A film in association with the Memorial Foundation for Jewish Culture and Yad Vashem.
"I choose Gerta from all my dolls, always... I was sleeping with Gerta, eating with Gerta, going to the toilet with Gerta. It was something like a part of my body... a part of me. She reminds me the time when I was happy, she reminds me of my father. She reminds me the day when I was with my father and I chose her." Eva Himovitzch
The filmmakers initiating this project aim to create a powerful visual poem that will illuminate the lives of Jewish children who experienced the Holocaust. Jewish children, many of whom spent precious years of their childhoods within Nazi concentration camps or in hiding, were a special target in the scheme to eradicate the Jewish race, for they were the crucial link to the future. Who were these children? How did they muster the will and ability to survive under such enormous duress?
Rounded up throughout Europe, speaking different languages and coming from varied traditions and cultures, these children shared a common need to learn, to remain intellectually curious and, most stunningly, to play, like children everywhere. They played, passionately, with anything and everything, whether manufactured or handmade — dolls and board games, balls and books, toy trains and drawing tools. This need to retain childhood in the midst of extremity imposed its own hardships and proved, in some cases, impossible. But for many who did survive, the creative capacity to play and fantasize, the ability to escape mentally from the death camps and hiding places, provided vital sustenance and helped them endure this inhuman experience, allowing them to go on to fruitful, rewarding lives.

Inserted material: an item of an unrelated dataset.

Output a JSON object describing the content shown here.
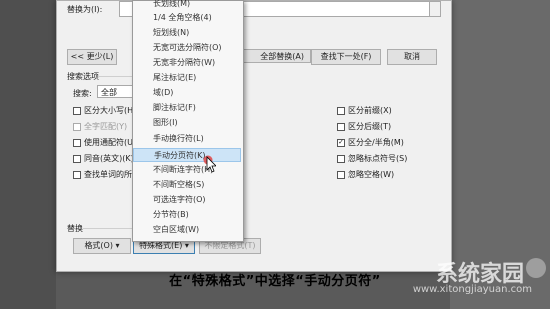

During the Nazi reign of terror, 1.5 million Jewish children were murdered. Those children who survived are now elderly, the last living connections to one of the most tragic events of human history, and their lives are now rapidly nearing completion. This moment provides a compelling opportunity for us to reach back into history and touch the experiences they had as children. The filmmakers for Hidden Things are uniquely suited to bring those experiences to the screen, through access to telling artifacts collected from that time and to the stories of child survivors themselves.
The filmmakers will have the co-operation of the curators of Yad Vashem in Jerusalem, a museum with an extraordinary collection of artifacts, many of which have never been seen by the public. Bearing witness to the attempts of victims to escape from the nightmare world in which they were trapped, these artifacts possess what can only be described as a powerful aura — something causing one to instantly feel the presence of those long-ago children. They are saturated with the stories, the inner lives and dreams of their now-absent owners. The film will convey the characteristics of these objects in a way that makes present the ghosts of those children.

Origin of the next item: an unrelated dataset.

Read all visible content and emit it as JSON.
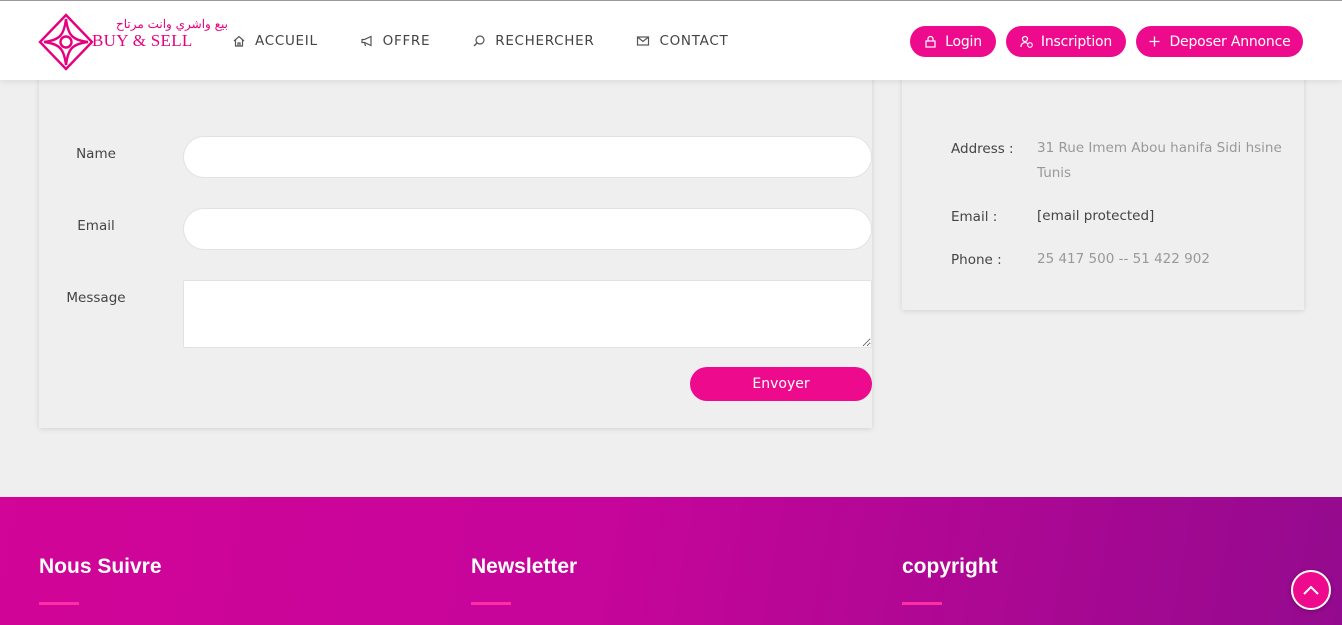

There will also be extensive interviews with child survivors of the Holocaust. Now, much later in life, they look back at a stolen childhood and confront painful memories. Some — ashamed, uncertain they'd be believed, or simply unable to bear recounting the horrors — have never before told their stories. Now they are ready to speak. All of them have accomplished wonders. People like Fred Lessing, who as a small Dutch boy in Amsterdam posed in the front row of a group photograph of several hundred children. He was the only survivor.
The fullness of their lives testifies to the strength of the children they once were, as well as to the unique adults they've since become.
An international array of accomplished performing artists will contribute to a wonderfully rich aesthetic experience. Ranging from traditional songs performed by an opera singer and clarinet quartet in a beautiful synagogue in Prague, to a commissioned segment developed by a Czech puppet theater, to exciting new compositions created for this project by several renowned rock musicians,the contemporary performances will blend fluidly with the interviews, archival footage, and close examination of children's garments and toys. Employing diverse visual imagery, language, and music, this film will make palpable the intense emotions and enduring struggle of remarkable people.
In the opinion of this film's producers, though a number of wonderful and important documentaries and other films about the Holocaust have been created in recent years, no other work has been similarly conceived as a visual poem. This film is not intended as a definitive piece on the Holocaust, not intended primarily to convey facts and information or exhaustive research. Instead, its creators intend, through art, to provide an opportunity for new experience, to provoke new questions and a new sense of connection with past children's lives, both tragic and inspired.
With his unique sense of combining documentation and artistry, Elliot Caplan presents an emotionally powerful, beautiful, and lasting work on the children of the Holocaust.